The INF is excited to announce a new content partnership with the Iowa Department of Cultural Affairs (IDCA). Entitled “Iowa Culture Wire”, the IDCA will provide a quarterly arts and culture article series to INA members– who may utilize the content free of charge in their newspapers.
From the IDCA:
“The series offers fresh stories about arts, history, film and culture from the Iowa Department of Cultural Affairs. With solid reporting, stylish writing and lively photos, this publish-ready content covers every corner of the state to help readers discover the people and places that make Iowa such a fascinating place to live.”
About the writers:
Michael Morain covered arts and culture for the Des Moines Register from 2005 to 2016 before becoming the communications manager at the Department of Cultural Affairs.
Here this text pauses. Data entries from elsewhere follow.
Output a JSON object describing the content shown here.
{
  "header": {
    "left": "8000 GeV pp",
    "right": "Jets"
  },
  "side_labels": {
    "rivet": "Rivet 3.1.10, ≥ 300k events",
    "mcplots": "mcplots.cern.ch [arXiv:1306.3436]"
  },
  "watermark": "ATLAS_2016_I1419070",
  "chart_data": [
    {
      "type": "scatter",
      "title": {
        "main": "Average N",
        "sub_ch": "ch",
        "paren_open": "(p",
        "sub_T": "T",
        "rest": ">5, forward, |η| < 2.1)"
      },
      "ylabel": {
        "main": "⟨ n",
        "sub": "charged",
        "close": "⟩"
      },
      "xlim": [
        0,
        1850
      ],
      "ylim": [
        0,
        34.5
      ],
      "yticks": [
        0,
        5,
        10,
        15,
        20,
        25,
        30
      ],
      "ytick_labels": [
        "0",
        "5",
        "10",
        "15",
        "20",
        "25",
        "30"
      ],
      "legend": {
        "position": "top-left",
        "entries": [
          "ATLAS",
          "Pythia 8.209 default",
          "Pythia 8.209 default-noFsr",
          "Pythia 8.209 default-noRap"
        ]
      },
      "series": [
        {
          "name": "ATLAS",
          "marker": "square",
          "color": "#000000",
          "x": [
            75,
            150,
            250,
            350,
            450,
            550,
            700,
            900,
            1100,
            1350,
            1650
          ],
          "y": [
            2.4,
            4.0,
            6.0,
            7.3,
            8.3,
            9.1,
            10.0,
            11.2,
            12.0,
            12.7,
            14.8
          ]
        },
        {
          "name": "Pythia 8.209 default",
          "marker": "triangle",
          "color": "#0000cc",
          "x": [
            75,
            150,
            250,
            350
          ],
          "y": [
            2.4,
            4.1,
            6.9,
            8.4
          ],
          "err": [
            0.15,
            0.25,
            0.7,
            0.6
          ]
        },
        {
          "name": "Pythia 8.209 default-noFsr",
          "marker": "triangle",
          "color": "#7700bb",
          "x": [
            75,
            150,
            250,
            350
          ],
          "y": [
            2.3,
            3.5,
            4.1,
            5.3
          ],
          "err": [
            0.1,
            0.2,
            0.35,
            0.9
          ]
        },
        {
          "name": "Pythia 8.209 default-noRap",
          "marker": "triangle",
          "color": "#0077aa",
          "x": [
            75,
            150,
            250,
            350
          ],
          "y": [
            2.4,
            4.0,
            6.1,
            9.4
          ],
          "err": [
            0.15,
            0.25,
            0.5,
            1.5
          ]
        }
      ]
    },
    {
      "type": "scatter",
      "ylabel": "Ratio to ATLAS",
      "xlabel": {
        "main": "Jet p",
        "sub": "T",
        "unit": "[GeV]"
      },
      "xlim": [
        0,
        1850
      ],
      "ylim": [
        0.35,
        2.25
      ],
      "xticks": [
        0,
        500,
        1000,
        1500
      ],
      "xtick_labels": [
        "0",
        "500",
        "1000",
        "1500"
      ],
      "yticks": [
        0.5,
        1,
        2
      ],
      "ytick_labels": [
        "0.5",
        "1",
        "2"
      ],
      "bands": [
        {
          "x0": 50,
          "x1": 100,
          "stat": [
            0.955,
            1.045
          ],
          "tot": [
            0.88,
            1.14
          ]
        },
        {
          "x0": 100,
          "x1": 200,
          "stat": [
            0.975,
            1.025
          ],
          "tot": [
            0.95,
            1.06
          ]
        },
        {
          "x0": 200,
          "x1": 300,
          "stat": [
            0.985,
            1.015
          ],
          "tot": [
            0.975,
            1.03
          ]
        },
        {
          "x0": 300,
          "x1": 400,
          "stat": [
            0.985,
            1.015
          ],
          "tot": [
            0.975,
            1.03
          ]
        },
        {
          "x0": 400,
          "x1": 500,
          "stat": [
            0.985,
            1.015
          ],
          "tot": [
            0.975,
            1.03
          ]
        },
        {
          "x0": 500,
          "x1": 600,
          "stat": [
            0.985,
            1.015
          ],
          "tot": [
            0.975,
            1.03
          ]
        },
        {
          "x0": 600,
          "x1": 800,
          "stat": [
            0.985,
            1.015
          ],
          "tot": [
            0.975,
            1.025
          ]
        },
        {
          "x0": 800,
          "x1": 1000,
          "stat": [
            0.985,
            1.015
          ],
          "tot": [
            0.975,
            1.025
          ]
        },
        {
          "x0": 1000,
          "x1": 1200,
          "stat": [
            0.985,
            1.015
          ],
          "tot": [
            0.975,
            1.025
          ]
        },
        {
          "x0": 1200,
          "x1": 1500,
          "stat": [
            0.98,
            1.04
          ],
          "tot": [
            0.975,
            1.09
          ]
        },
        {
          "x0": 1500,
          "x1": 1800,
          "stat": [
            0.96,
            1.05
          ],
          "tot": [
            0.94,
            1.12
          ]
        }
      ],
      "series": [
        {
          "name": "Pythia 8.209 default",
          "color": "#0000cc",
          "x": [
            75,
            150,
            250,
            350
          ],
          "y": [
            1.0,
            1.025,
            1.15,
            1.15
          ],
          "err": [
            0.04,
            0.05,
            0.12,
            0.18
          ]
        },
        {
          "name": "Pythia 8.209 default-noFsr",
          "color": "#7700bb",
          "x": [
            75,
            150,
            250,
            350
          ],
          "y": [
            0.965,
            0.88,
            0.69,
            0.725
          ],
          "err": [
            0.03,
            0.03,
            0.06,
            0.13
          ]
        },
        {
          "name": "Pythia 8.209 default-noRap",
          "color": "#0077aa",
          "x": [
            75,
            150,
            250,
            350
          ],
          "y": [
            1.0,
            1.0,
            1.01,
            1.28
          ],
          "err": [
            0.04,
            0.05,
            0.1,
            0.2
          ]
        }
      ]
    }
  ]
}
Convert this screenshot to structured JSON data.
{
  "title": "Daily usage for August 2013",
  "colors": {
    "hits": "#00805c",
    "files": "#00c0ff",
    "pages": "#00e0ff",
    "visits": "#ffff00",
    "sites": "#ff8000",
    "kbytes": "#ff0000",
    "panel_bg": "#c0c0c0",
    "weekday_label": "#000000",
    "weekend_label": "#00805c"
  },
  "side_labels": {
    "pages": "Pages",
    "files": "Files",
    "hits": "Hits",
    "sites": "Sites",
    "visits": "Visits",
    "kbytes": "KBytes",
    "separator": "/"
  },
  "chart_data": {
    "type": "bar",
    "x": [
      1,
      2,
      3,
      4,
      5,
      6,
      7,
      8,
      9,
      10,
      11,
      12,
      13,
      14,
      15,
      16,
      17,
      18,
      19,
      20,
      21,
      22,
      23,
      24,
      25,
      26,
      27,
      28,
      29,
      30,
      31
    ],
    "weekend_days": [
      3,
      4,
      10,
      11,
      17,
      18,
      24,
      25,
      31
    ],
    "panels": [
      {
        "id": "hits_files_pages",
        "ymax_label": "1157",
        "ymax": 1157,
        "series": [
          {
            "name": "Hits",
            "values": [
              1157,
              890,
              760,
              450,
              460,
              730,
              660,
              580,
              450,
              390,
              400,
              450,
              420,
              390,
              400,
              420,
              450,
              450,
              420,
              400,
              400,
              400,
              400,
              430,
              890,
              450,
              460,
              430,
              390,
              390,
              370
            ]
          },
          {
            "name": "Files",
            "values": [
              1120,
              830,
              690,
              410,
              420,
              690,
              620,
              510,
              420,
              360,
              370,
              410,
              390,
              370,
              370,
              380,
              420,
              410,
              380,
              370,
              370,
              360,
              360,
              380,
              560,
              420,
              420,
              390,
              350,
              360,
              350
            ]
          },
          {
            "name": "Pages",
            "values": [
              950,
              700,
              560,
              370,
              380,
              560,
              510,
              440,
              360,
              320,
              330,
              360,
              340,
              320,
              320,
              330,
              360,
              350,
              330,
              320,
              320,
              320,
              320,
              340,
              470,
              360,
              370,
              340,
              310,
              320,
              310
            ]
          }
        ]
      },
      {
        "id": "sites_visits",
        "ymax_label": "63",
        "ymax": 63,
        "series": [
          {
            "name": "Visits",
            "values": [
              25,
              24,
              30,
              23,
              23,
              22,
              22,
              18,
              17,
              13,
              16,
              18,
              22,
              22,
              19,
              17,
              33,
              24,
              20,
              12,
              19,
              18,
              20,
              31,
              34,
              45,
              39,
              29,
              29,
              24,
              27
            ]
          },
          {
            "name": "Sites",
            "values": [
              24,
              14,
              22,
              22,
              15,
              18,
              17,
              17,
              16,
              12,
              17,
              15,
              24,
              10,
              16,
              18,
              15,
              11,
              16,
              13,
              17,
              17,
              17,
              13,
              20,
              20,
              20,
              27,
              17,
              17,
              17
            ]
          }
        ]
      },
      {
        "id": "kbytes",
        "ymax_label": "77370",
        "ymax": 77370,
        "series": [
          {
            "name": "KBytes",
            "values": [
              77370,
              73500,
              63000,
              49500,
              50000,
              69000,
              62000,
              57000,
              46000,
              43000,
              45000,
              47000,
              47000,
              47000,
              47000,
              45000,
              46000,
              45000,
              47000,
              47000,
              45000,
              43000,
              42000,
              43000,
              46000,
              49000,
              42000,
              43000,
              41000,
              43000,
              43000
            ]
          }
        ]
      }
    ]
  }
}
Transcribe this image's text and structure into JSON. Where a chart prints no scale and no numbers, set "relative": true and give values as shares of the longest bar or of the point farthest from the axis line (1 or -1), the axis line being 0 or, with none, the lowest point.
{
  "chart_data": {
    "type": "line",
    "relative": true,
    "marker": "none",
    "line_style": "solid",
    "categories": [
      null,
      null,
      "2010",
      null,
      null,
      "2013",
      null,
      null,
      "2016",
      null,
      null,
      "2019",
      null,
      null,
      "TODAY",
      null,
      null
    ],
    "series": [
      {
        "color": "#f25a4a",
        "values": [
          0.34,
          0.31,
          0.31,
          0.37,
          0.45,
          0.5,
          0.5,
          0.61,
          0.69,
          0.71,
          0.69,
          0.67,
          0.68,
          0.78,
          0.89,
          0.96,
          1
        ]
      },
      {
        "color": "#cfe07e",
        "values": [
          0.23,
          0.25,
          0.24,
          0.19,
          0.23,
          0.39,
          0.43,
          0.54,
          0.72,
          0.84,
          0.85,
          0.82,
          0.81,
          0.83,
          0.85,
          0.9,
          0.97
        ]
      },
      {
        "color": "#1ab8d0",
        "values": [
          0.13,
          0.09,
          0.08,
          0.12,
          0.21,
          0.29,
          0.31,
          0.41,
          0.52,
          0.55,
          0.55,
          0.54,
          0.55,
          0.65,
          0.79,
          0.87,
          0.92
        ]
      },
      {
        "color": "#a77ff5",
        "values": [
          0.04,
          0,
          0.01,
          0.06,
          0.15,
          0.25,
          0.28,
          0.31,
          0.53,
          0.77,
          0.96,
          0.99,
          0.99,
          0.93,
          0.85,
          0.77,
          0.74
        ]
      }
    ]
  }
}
He is a two-time fellow of the National Endowment for the Arts Institute for Arts Journalism and (more important) the nephew and grandson of two INA Master Editor-Publishers: Rick Morain and the late Fred Morain of Jefferson.
Jeff Morgan has served the Department of Cultural Affairs since 2004, following two decades of experience in public relations, and journalism. He has formerly worked for Des Moines Performing Arts (formerly the Des Moines Civic Center), the Des Moines Register, Des Moines Business Record, Iowa City Press-Citizen and various Meredith Corp. publications.
The current series of articles is available to download today. The series covers the following topics:
At the Iowa Arts Summit, set for Aug. 10-12, Iowans can learn more about the value of enlisting artists in community development. This year's summit will highlight successful projects across the state, including Mason City and Maquoketa, where leaders have sought out artists to enliven their downtowns, and Oskaloosa, which plans to launch a new creative studio space and expand an artist-in-residence program. Other examples can be found in Indianola and Dubuque.
From July 27 through Aug. 3, Ballet Des Moines will tour a new space-inspired program to Waterloo, Clear Lake, Algona, Muscatine, Chariton and Des Moines. The program uses music and movement to explain the solar system, using human bodies to show how heavenly bodies orbit, rotate, revolve and eclipse one another. Off stage, audiences will have a chance to gaze at stars in a portable planetarium, check out Iowa State University's FLEx Virtual Reality Lab and send postcards into space.